18 de maio de 2010

O dia estava mais escuro. As horas se arrastaram e quando o céu foi desbotando suas cores noturnas, seus olhos foram de encontro a outros. Já acreditava que de tanto caminhar, era mais do que hora de bater seus olhos em olhos de pupilas vivas, pulsantes. E foram neles que encontrou o inesperado. Eles eram verdes, muito embora parecessem de um escuro mais exótico, e eram convidativos. A mulher londrina passou devagar a mão pelos cabelos negros e deu um sorriso embaraçoso, cheio de disfarces. Quem era ele? A princípio parecia alguém tão sem procuras, sem objetivos, que deixar-se enganar pelos olhos e pelos lábios era pura inocência, uma inocência pura. E dos lábios dos dois nasceram sorrisos pequenos, apertados. Dentes deixaram-se esconder pela timidez e pela simplicidade do momento. Nenhum dos dois falaria nada. Nenhum dos dois se olharia mais do que apenas alguns segundos, segundos miseráveis comparados ao tamanho da pulsação que os dois sentiam. Ela apertava as mãos na fuga dos seus próprios pensamentos. Seus olhos estavam alagados pelo frio e faziam um poço perolado, liso e admirável. Foi quando notou que ele desviava sua atenção para inúmeros lugares mas que, no fim, já estava observando a moça de cabelos cor de petróleo, que sorria para ele. O acaso age quando sente necessidade. Ela sabia disso. Há sempre mais no acaso do que no planejado. Há sempre muito mais em se deixar levar do que contar grãos de areia pra construir um castelo. No fim, ela sabia que podia contar com a ajuda do vento não calculado pra erguer torres com o passar do tempo.

11 de maio de 2010

Dias comuns. O vento soprava mediocremente lufadas frias para quebrar o quente que nascia levemente.
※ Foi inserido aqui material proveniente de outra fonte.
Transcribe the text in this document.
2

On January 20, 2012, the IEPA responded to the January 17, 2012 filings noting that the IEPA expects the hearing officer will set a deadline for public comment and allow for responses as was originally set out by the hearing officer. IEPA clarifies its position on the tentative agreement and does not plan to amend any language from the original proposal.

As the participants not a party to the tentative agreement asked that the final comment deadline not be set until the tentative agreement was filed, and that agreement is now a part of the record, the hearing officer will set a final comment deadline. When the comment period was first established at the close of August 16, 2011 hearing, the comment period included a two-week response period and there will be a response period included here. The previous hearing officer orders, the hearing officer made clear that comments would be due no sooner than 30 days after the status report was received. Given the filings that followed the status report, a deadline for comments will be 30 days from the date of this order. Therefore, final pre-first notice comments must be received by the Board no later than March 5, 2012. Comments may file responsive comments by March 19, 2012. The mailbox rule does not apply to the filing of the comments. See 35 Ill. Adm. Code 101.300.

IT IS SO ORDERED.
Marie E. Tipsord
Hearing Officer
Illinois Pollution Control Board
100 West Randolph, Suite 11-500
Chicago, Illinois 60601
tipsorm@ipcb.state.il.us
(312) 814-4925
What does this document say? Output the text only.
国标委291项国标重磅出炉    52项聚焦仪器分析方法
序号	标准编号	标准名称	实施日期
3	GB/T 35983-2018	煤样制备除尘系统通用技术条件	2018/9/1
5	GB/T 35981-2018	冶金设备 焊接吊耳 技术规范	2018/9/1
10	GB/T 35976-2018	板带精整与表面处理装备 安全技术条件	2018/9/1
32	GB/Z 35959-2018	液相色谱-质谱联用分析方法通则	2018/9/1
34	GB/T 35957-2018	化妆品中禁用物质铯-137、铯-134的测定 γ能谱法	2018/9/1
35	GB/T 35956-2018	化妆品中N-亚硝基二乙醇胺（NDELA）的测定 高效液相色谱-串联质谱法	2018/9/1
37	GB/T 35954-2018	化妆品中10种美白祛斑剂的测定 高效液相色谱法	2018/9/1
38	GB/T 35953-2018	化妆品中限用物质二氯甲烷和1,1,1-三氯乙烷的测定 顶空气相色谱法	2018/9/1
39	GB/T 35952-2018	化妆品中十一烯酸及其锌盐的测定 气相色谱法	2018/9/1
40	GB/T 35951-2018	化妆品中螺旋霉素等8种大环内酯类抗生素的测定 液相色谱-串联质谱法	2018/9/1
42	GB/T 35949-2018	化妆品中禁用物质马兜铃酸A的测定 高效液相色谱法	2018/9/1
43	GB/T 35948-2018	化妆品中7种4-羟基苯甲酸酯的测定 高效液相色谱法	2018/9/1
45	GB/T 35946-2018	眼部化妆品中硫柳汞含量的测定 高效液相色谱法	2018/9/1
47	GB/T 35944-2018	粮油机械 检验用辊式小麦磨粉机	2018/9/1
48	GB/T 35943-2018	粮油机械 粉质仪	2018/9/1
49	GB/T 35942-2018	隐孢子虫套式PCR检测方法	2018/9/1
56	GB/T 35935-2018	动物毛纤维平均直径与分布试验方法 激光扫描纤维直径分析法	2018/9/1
O café se mantinha na mesma temperatura, na mesma intensidade, na mesma mesa tosca e na mesma cadeira. A única coisa diferente era o fluxo de pensamentos que aparecia a cada cinco minutos. Eles tomavam todo espaço vago, todo aquele espaço não ocupado pela distração de tomar o café observando o dono do bar careca e seus insultos. Faixas contínuas de preocupação e de tristeza martelavam seu subconsciente, torturando, pingando devagar. Um bom método de fazer acordar para a vida, pensou. Nessas palavras, com esses pingos lentos, um a um, alagando a área mais profunda e mais sentimental da moça de grandes olhos escuros de Londres. Naquele dia os mesmo estavam marejados, piedosos, desejosos. Estavam diferente daquele negror habitual. De certa forma, pediam abrigo. Clamavam a alguém, mesmo que desconhecido, para uma troca de olhares afetuosos. Então, sentada no café, contava sua respiração. Brincava com a fumaça que saía aquecida da boca com o frio do lugar mal ambientado. Já tinha pensado em trocar de café, mas o lugar pouco lembrado e solitário a atraía como um ímã. Não queria mais ser egoísta da sua própria companhia, mas aquilo a saciava de tal maneira que os olhares afetuosos que implorava através das ruas gélidas tornavam-se infinitamente pequenos. Não sabia mais como se doar e já não o queria mais. Só observava, reunia traços e rostos, nariz e sobrancelha e passava para o papel. Transmitia a arte de sentir. Não era de ferro, era muito mais de vermelho, de sensações. Era carnal e meiga, risonha e triste, tímida e extrovertida. Dela brotavam enormes ramos de contradições.